2. Live up to your agreements.

a. Arrive when planned. Or make sure the owner and neighbors know that you have changed your plans.

b. Be conservative about the amount of space and facilities the director will use.

c. Make previous agreements about overtime. Many businesses have to make arrangements for their employees, suppliers, etc. if you go late. Maybe they have already have made a lot of schedule changes to accommodate you.

d. Be conservative about the time needed to accomplish the shot.

3. Make parking arrangements that don't interfere with the location's employee and customer's parking. Consider their neighbors too.

4. Use every day English. Assume they don't understand movie language.

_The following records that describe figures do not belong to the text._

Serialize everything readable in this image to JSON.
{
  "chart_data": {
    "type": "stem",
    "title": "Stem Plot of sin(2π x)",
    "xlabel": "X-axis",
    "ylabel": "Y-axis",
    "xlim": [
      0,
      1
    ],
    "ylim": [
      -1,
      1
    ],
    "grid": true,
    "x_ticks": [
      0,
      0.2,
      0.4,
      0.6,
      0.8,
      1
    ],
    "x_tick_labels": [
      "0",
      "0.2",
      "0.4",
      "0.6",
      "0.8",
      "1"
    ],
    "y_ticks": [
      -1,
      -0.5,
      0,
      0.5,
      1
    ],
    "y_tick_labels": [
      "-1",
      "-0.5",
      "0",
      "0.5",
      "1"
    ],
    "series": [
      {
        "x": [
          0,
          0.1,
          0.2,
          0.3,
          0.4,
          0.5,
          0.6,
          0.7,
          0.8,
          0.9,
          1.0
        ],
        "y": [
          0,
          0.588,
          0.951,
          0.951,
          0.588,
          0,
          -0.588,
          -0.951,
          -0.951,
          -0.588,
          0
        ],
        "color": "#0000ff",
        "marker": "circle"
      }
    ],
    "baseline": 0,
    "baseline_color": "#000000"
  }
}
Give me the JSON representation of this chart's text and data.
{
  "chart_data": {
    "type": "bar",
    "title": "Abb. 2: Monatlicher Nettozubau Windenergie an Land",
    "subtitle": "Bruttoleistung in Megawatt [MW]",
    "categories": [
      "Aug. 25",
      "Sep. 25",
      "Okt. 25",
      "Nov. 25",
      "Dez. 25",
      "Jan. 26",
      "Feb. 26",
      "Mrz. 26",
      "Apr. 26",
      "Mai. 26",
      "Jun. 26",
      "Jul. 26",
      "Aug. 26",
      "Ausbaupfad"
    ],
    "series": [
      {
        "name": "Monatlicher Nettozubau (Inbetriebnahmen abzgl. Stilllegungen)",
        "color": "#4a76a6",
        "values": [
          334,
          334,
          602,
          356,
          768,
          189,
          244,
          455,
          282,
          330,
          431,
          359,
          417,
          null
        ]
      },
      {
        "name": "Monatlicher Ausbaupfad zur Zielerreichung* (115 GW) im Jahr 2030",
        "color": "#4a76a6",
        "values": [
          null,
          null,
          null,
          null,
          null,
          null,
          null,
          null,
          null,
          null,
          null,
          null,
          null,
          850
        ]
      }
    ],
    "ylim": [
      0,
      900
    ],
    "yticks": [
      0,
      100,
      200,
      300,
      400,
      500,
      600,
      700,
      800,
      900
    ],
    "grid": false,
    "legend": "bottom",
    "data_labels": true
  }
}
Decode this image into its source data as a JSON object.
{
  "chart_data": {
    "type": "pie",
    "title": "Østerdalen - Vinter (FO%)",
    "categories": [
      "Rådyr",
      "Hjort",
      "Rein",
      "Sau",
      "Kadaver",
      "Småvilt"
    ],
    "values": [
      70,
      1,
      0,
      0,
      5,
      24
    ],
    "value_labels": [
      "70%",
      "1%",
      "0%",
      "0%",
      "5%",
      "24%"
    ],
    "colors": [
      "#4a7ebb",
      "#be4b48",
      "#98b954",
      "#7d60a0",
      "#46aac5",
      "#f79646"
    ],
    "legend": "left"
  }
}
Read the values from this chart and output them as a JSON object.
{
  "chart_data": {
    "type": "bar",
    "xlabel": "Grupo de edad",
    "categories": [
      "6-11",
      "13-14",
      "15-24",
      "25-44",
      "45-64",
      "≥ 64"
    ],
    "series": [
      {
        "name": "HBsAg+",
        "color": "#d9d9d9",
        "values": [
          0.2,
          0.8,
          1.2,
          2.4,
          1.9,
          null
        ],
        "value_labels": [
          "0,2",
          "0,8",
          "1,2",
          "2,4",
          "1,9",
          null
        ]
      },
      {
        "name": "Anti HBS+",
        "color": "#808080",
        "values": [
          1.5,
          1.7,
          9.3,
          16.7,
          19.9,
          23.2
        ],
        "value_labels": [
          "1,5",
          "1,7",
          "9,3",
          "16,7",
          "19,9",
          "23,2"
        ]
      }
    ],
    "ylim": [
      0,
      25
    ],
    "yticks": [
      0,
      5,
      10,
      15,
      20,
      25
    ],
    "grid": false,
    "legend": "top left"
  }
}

5. Assume that people are not as punctual as we are. "Should we give you a call?"

6. If people are changing their schedule for you, ask about what arrangements they must make; doors and gates opened, equipment or stoves heated, lights turned on or OFF, trucks or equipment moved,

7. Ask about deliveries, equipment movement, construction etc. when you will be shooting.

8. Treat neighbors politely. Have the business owner smooth ruffled feathers.

9. Have the owner warn neighbors about noise and commotion. You might offer a little to compensate the neighbors too. Ask the owner.

10. Be ready with an alternate location bluff if you get "held up" by a location. Be subtle. Whisper loud enough to be heard.

Thank everybody when you leave. It means a lot if from the director.